Schon als die städtische Wohnungsbaugesellschaft Gewofag das Haus an der Karlstraße im Jahr 2011 kaufte, gab es Überlegungen, das Gebäude aufzustocken. Nach Behördenangaben war dies jedoch im laufenden Betrieb nicht möglich und wäre überdies ziemlich teuer gekommen. Jetzt gibt es eine andere Lösung: Das evangelische Hilfswerk mietet von der Gewofag Räume in einem Gebäude einige Meter weiter an der Karlstraße 40. Die frühere Polizeistation ist allerdings ziemlich sanierungsbedürftig. Die nötigen 753 000 Euro übernimmt die Stadtkasse. "Das wird zwar nicht den gesamten Bedarf decken, doch das hilft uns sehr", sagt Reinalter vom evangelischen Hilfswerk.

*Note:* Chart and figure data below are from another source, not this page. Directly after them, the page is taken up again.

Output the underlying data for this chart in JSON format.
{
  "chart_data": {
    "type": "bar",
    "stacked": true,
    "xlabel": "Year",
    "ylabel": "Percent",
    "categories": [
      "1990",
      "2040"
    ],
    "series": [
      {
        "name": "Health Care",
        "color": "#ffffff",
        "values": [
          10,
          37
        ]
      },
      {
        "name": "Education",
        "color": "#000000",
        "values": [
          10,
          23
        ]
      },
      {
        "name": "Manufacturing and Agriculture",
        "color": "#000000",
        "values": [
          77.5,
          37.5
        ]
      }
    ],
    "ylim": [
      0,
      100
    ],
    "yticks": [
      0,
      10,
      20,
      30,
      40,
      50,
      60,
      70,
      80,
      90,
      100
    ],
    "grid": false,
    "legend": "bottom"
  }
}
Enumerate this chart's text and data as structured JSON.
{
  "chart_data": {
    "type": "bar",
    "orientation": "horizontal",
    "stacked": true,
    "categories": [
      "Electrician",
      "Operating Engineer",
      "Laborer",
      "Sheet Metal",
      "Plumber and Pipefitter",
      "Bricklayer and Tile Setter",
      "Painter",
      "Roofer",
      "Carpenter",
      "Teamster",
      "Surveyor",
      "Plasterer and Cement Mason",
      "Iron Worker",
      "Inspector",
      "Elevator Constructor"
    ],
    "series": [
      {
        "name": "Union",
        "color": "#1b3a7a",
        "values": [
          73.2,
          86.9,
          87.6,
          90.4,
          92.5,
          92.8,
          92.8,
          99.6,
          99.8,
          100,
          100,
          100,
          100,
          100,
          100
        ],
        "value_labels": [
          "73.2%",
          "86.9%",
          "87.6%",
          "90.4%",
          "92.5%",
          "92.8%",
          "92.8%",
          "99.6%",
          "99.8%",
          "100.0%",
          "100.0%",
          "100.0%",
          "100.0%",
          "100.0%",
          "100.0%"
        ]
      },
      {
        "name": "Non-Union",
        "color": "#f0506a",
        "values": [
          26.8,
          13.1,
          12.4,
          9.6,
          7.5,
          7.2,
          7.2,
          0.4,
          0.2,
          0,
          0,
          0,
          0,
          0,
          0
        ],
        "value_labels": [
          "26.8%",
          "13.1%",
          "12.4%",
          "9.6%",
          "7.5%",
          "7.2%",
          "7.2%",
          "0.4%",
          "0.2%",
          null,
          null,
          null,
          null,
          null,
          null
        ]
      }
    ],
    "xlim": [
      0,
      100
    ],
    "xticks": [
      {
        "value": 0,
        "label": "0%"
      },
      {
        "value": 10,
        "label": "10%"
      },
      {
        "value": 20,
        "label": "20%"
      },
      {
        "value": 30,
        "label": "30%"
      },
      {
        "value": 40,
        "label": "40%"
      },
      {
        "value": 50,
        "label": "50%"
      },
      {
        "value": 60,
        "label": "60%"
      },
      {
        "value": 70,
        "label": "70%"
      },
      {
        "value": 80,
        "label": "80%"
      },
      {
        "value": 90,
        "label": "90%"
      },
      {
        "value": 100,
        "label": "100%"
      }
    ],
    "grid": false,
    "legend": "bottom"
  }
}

Der Sozialausschuss hat in seiner Sitzung zudem die Zuschüsse für ein weiteres Obdachlosenhilfe-Projekt erhöht: Die Teestube "Komm" in der Zenettistraße, ebenfalls unter Trägerschaft des evangelischen Hilfswerks, erhält mehr Geld. Wohnungslose bekommen hier Beratung und Betreuung; zudem können sie sich hier tagsüber aufhalten, Kleider waschen und soziale Kontakte pflegen.